The purpose of each trading style, method and approach is just to offer a way to identify clues and to provide a framework for traders to work in. Collecting clues, combining them in meaningful ways and then building sophisticated trading decisions is what it’s all about. Hunting signals is not what trading should be.
Indicators tell you immediately what is going on
Indicators are great tools if a trader understands their true purpose. Of course, you can just look at price action and get an idea for momentum or volatility, but indicators take out the guesswork and make information processing much faster and easier.
There is also little room for misinterpretations and subjectivity when using indicators. You might wonder how strong a trend is and if volatility is really increasing, but taking a look at your RSI or looking at the Bollinger Bands immediately tells you what price is doing.
Again, it comes down to interpreting the information indicators provide. Indicators transform price data into visual information. Not having to think about price action in the middle of a trade when making important decisions, can be of great value which leads us to the next point…
Indicators are ideal for rule-based trading
Indicators take out the guesswork by providing information that is totally objective. Especially new traders or traders who are struggling with discipline can benefit from that.
If you are a trend trader, for example, you can use indicators as filters. You might have a rule that says that you can only look for long trading opportunities on the lower timeframe when price on the higher timeframe is above a certain moving average and when the RSI is rising, or when the Stochastics are pointing upwards. Using higher timeframe filters by using indicator based rules often work wonders for new traders.
Of course, there are many other possible use cases but the idea is always the same: pick an indicator that supports your trading style and your objectives, then use it as a filter and wait for additional criteria.
“I review my checklist. It’s a handwritten sheet laminated in plastic and taped to the right-hand corner of my desk where I can’t overlook it.” – Marty Schwartz
Why do indicators lag? Why do they always show important things when it is too late?
It is true, indicators are lagging – but so is price action. An indicator can only analyze what has happened already. Just as a candlestick pattern or a chart formation only includes past price data.
However, as we have said many times: indicators only provide information and do not offer signals. Thus, use the indicator information, combine it with what you see on your charts and then form a sophisticated trade idea.
Secondly, adjust the parameters of your indicator. The lack of common sense is often surprising. If you are a day trader and need to react fast to changing price and market conditions, is it really helpful to use a 20-period indicator setting? And wouldn’t it make more sense to use an exponential moving average that shifts faster when something happens?

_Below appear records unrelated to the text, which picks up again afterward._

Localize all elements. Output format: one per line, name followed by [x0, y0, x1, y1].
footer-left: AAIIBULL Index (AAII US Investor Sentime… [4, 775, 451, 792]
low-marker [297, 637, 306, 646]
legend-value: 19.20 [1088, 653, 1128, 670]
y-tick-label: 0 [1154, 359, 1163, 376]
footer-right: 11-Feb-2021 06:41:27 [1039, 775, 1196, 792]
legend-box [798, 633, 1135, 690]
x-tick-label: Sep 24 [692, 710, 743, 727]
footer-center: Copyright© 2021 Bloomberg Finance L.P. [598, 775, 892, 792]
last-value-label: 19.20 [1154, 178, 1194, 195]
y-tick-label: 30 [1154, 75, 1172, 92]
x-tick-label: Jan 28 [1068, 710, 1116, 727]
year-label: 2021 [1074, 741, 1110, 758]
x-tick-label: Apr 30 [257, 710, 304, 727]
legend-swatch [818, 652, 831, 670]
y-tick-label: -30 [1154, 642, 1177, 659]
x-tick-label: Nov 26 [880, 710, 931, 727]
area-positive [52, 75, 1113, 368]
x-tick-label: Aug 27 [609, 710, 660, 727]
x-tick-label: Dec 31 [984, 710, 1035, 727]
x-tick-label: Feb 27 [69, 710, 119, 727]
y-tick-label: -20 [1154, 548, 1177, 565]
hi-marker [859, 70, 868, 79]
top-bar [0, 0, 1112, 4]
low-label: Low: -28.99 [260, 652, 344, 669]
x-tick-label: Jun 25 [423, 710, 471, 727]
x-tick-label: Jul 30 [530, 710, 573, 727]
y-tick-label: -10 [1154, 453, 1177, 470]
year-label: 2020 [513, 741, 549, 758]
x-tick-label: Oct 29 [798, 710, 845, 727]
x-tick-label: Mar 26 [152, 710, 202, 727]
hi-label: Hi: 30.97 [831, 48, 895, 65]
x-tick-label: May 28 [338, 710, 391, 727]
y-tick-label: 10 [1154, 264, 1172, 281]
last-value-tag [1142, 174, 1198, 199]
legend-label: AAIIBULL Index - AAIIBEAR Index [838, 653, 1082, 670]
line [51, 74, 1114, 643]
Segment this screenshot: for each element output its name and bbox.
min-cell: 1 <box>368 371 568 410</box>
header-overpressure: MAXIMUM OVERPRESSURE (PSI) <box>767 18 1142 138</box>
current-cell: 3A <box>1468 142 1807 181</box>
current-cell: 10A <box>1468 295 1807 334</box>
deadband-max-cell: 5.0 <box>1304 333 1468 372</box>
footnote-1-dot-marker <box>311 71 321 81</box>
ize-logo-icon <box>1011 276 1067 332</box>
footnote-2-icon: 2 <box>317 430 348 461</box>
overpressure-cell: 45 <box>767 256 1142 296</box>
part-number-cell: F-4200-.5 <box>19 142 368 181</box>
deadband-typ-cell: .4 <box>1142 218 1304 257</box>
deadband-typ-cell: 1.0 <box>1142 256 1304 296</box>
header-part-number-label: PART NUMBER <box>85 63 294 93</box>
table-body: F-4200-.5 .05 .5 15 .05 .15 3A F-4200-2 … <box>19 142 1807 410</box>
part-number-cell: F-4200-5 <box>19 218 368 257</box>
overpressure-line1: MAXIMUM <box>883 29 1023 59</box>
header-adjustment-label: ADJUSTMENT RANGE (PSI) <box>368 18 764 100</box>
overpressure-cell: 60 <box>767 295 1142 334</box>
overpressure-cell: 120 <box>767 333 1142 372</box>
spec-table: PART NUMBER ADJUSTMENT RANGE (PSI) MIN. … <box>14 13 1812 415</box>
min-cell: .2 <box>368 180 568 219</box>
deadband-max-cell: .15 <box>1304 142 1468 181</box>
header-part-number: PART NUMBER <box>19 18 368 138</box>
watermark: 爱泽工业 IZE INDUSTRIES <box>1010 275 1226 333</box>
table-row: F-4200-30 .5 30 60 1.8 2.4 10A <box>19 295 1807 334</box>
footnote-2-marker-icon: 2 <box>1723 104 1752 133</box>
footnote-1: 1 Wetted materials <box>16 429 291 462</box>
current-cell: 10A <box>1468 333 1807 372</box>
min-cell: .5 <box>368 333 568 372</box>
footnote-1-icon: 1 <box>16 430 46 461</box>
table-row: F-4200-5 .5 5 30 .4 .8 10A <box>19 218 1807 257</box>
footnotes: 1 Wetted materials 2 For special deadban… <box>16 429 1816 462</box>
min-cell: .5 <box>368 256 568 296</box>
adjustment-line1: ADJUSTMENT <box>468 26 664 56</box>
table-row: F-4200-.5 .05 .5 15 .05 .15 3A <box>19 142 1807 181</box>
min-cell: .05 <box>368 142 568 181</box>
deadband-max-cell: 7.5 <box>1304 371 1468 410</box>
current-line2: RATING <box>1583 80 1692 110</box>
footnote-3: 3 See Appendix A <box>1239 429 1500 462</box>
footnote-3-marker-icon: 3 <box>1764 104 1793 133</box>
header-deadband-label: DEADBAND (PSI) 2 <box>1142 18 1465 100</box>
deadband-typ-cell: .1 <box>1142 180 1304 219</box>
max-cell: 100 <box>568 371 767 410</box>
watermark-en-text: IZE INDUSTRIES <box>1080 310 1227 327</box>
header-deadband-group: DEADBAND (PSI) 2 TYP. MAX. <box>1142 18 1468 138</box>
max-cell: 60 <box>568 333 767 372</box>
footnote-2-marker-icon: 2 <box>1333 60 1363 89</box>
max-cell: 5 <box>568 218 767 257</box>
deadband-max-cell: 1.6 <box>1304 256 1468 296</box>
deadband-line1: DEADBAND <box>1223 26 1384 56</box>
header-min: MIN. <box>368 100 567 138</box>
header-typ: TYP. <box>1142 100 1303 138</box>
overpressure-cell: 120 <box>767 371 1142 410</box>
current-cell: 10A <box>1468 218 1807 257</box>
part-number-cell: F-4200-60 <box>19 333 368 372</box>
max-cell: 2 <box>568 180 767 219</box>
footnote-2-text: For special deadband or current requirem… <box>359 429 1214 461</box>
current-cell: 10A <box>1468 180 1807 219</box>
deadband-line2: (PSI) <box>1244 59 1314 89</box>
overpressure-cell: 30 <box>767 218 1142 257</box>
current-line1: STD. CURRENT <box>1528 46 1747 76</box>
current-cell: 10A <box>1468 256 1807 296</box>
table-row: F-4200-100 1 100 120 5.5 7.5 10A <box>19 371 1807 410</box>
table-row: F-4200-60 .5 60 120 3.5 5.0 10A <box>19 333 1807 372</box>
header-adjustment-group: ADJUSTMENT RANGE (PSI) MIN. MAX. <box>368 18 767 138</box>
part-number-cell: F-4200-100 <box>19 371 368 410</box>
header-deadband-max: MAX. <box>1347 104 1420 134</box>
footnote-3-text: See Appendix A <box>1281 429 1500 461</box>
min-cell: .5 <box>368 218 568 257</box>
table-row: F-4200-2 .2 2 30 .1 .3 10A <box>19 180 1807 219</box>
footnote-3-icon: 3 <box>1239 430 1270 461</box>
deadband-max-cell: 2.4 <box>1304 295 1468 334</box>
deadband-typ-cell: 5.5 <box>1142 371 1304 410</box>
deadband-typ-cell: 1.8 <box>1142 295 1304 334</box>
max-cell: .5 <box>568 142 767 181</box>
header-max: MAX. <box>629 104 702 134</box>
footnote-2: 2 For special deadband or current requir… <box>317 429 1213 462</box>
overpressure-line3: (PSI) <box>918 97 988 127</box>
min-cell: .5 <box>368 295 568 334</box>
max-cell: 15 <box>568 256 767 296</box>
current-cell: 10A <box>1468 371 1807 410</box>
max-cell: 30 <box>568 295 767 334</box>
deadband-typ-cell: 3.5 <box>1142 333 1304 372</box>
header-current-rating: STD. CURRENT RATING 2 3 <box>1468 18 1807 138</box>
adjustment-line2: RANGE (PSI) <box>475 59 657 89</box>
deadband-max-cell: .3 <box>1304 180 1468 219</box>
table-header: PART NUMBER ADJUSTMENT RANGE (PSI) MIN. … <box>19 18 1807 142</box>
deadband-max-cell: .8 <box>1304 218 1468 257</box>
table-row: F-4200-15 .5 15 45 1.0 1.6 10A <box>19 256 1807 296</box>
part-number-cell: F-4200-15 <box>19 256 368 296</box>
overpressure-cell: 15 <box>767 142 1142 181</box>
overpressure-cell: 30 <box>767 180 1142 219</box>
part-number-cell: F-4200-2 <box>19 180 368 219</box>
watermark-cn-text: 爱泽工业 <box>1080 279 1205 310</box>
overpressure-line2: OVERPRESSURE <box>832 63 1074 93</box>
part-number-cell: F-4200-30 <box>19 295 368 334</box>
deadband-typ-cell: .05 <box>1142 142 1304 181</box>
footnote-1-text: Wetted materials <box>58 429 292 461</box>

Conclusion: The true meaning of indicators
Always be aware of the objectives of your trading style and what you are trying to accomplish with the indicators. Then, adjust accordingly. With the tips in this article and the new way of looking at indicators, it should become obvious that indicators are not better or worse than price action trading – it’s the same. Once a trader can stop using indicators as signal-tools, he will be able to transform his trading to new heights.